Örebro Missionsskola (Örebro School of Theology) offers educational programs with approx. 50 full-time and 130 part-time students from a wide variety of denominations. In cooperation with the Academy for Leadership and Theology (ALT), which is a church-based program, another 100 full-time students are enrolled.

The school offers three academic programs on campus for one to three years of study; a one-year distant learning program (part time); freestanding campus or distance courses; a one year mission and inter-cultural training program (PROMIS). The students are eligible for state grants and loans for their studies.

Örebro School of Theology also offers a non-academic program in Church leadership (Församlingsledarakademin – FL): a two-year program where the student combines campus courses with practical traning together with a mentor in a local church.

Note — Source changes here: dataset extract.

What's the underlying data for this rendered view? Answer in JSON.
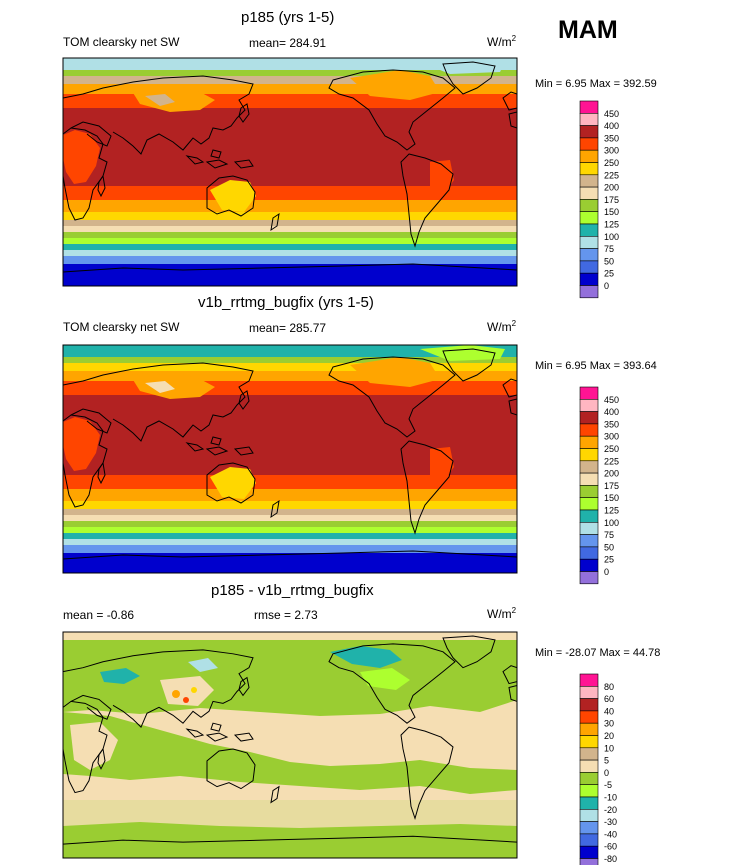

English speaking courses offered at Örebro School of Theology


Örebro School of Theology is situated immediately adjacent to a growing university of around 11.000 students in Örebro, a city of about 140.000 citizens. In Sweden housing is normally not provided by the schools. Our students benefit, however, from a large supply of lodging in the area available to students. Thereby the students at Örebro School of Theology share the terms that apply to other students.


The faculty of Örebro School of Theology consists of about 7 full time lecturers and a number of part time lecturers. Twelve faculty members hold PhD/ThD and four are pursuing doctoral studies. The lecturers also teach in other schools in Sweden and abroad.

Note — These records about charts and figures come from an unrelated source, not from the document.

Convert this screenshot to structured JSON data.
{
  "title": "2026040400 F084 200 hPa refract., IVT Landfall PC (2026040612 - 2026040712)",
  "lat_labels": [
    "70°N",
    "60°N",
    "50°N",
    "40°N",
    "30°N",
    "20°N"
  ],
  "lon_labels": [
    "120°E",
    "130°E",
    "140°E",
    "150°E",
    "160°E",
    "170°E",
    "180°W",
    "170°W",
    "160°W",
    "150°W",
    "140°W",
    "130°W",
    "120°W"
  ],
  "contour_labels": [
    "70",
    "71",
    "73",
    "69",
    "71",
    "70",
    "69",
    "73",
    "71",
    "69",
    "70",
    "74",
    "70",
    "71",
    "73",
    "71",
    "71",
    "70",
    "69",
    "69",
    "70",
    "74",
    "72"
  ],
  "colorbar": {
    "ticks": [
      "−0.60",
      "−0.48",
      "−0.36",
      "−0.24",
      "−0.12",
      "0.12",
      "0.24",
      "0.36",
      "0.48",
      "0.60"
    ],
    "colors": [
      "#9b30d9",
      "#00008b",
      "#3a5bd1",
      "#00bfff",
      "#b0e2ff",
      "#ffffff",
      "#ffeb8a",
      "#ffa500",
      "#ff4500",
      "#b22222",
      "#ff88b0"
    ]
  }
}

A merger between three baptist/evangelical denominations in Sweden, Örebromissionen, Helgelseförbundet and Fribaptisterna, had the consequence that Örebro Missionsskola is owned by Evangeliska Frikyrkan (internationally known as Interact). Örebro School of Theology also cooperates with Åbo Akademi and Ansgar Teologiska Högskola (Ansgar College and Theological Seminary) in graduate studies (master programs).

Evangeliska Frikyrkan, the Swedish Pentecostal Movement and the Swedish Alliance Mission together own a four year leadership training program (ALT, Academy for Leadership and Theology). Örebro School of Theology cooperates with this program, as its students join the academic program during their third and fourth year of study.


The one year program gives a Certificate in Theology (60 ECTS credits), the two year program a Diploma in Theology (120 ECTS-credits), and the three year program a Degree of Bachelor of Theology (180 ECTS-credits). The degrees are accredited by the Swedish Higher Education Authority (UKÄ) and the costs are also subsidized by the state. A four year program (Master of Divinity) is accredited by The European Evangelical Accrediting Association (EEAA), which specifically aims at preparing the student for Christian work in churches and mission (see below). However, one fourth of the program does not render credit points in the Swedish university system.

Networks and possibilities

We are delighted that our school enjoys a good reputation and corresponds to a demand for contemporary evangelical theological education. We are happy for the network of contacts with other institutions both within and outside our country; agreements exist with some theological schools that enable our students to take courses in other countries or apply to graduate studies on campus in Örebro.

From 2007 we partake in the Erasmus programme for exhange between students and staff within Europe. We have special agreements with Ansgarsskolen in Norway, Evangelische Theologische Faculteit in Brussels, and Åbo Akademi in Finland. For the future we are interested in developing more international contacts, especially in establishing a recurrent exchange of students and staff with academic institutions in the two-third world.